1. Debt-to-assets ratio:
- The debt-to-assets ratio, which indicates the proportion of a company's assets financed by debt, remained consistently at 0.00 from December 31, 2020, to December 31, 2024. This indicates that the company has no debt in relation to its total assets, which is a positive sign of financial stability.
2. Debt-to-capital ratio:
- Similar to the debt-to-assets ratio, the debt-to-capital ratio also stood at 0.00 across the same period. This ratio shows the proportion of a company's capital that is funded through debt, and the consistent 0.00 ratio indicates that the company has not used debt to fund its capital structure.
3. Debt-to-equity ratio:
- The debt-to-equity ratio, which highlights the proportion of a company's financing that comes from debt compared to equity, was also consistently at 0.00 from 2020 to 2024. This indicates that Goodyear Tire & Rubber Co has no debt in relation to its equity, implying a strong financial position in terms of solvency.
4. Financial leverage ratio:
- The financial leverage ratio, also known as the equity multiplier, shows how much of a company's assets are financed through debt. The decreasing trend of this ratio from 5.36 in 2020 to 4.27 in 2024 signifies a reduction in financial leverage over the years, indicating a move towards a lower reliance on debt financing.
In summary, the solvency ratios of Goodyear Tire & Rubber Co consistently show a company with minimal to no debt relative to its assets, capital, and equity. This indicates a strong solvency position and financial stability for the company during the period analyzed.
Coverage ratios
Dec 31, 2024 | Dec 31, 2023 | Dec 31, 2022 | Dec 31, 2021 | Dec 31, 2020 | |
---|---|---|---|---|---|
Interest coverage | 1.30 | -0.27 | 1.97 | 2.43 | -2.44 |
The interest coverage ratio of Goodyear Tire & Rubber Co over the past five years has shown fluctuations. In December 2020, the interest coverage ratio was reported at -2.44, indicating that the company's operating income was insufficient to cover its interest expenses. This raised concerns about the company's ability to meet its interest obligations from its current earnings.
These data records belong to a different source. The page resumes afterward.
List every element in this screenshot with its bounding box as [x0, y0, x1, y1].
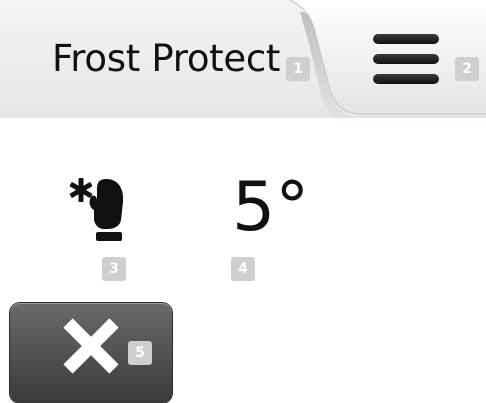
badge-5: 5 — [128, 341, 152, 365]
cancel-button[interactable]: 5 — [10, 303, 172, 403]
badge-1: 1 — [286, 57, 310, 81]
menu-button[interactable] — [360, 30, 450, 94]
temperature-value: 5° — [232, 168, 310, 247]
badge-4: 4 — [231, 257, 255, 281]
badge-2: 2 — [455, 57, 479, 81]
frost-mitten-icon — [69, 178, 124, 241]
badge-3: 3 — [102, 257, 126, 281]
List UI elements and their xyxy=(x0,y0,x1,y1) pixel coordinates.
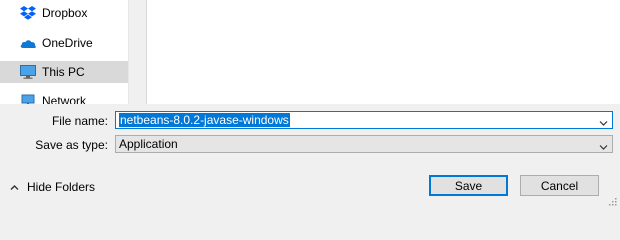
nav-item-label: Network xyxy=(42,94,87,104)
nav-item-onedrive[interactable]: OneDrive xyxy=(0,32,128,54)
save-as-type-select[interactable]: Application xyxy=(115,135,613,153)
chevron-down-icon[interactable] xyxy=(599,140,608,150)
this-pc-icon xyxy=(19,64,37,80)
save-as-type-label: Save as type: xyxy=(35,138,108,152)
chevron-up-icon xyxy=(10,180,19,194)
hide-folders-label: Hide Folders xyxy=(27,180,96,194)
nav-item-label: OneDrive xyxy=(42,36,93,50)
file-list-pane[interactable] xyxy=(146,0,620,104)
network-icon xyxy=(19,93,37,104)
onedrive-icon xyxy=(19,35,37,51)
dropbox-icon xyxy=(19,5,37,21)
hide-folders-toggle[interactable]: Hide Folders xyxy=(10,179,95,195)
nav-item-label: This PC xyxy=(42,65,85,79)
resize-grip-icon[interactable] xyxy=(607,195,617,206)
save-button[interactable]: Save xyxy=(429,175,508,196)
chevron-down-icon[interactable] xyxy=(599,116,608,126)
file-name-field[interactable]: netbeans-8.0.2-javase-windows xyxy=(115,111,613,129)
nav-item-dropbox[interactable]: Dropbox xyxy=(0,2,128,24)
nav-item-this-pc[interactable]: This PC xyxy=(0,61,128,83)
navigation-pane: Dropbox OneDrive This PC Network xyxy=(0,0,128,104)
nav-item-label: Dropbox xyxy=(42,6,88,20)
file-name-value[interactable]: netbeans-8.0.2-javase-windows xyxy=(119,113,290,127)
file-name-label: File name: xyxy=(51,114,108,128)
cancel-button[interactable]: Cancel xyxy=(520,175,599,196)
save-as-type-value: Application xyxy=(119,137,178,151)
navigation-scrollbar[interactable] xyxy=(128,0,146,104)
nav-item-network[interactable]: Network xyxy=(0,90,128,104)
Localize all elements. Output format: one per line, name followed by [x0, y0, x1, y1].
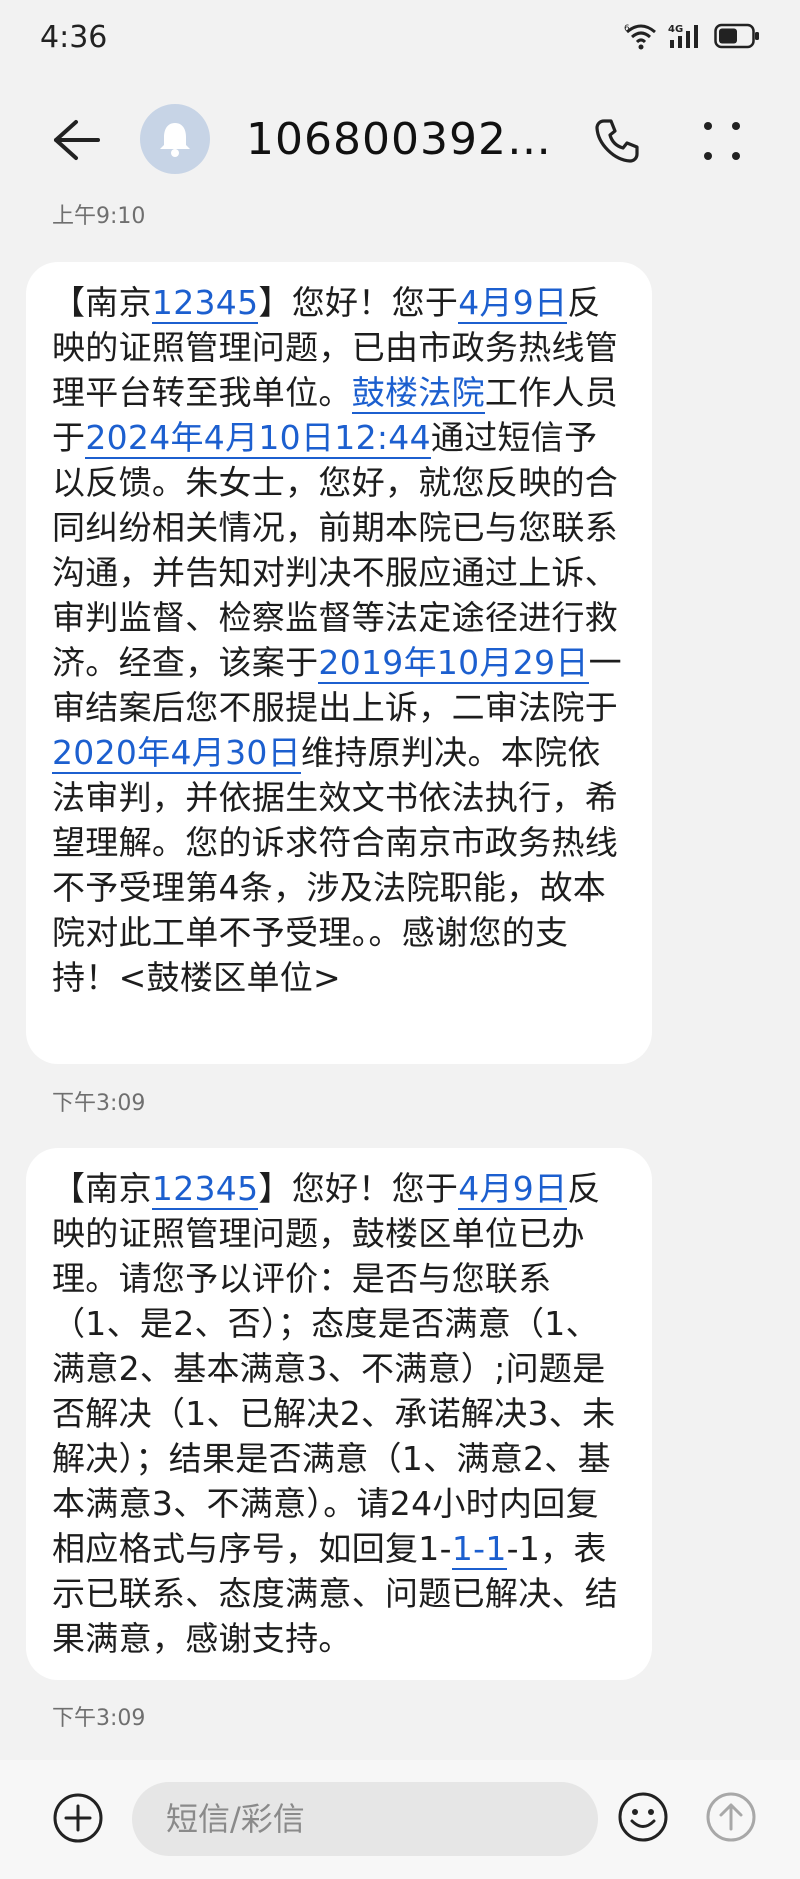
- message-text-segment: 【南京: [52, 283, 152, 322]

However, there was a significant improvement in the interest coverage ratio by December 2021, reaching 2.43. This signifies that the company's operating income had increased sufficiently to cover its interest expenses, depicting a positive trend in its financial health.
In the following years, the interest coverage ratio hovered around 1.97 in December 2022 and 1.30 in December 2024. Although these ratios indicate that the company's operating income was still able to cover its interest payments, the decreasing trend raises caution regarding the company's ability to comfortably meet its interest obligations in the future.
The most concerning point was in December 2023, where the interest coverage ratio dropped significantly to -0.27. This negative ratio implies that the company's operating income was insufficient to cover its interest expenses. This flagrant deficiency raises red flags about the company's financial stability and ability to manage its debt obligations effectively.
In conclusion, while the interest coverage ratio of Goodyear Tire & Rubber Co showed improvements over the years, the fluctuations and the negative ratio in December 2023 suggest a need for careful monitoring and management of the company's financial obligations to ensure long-term sustainability.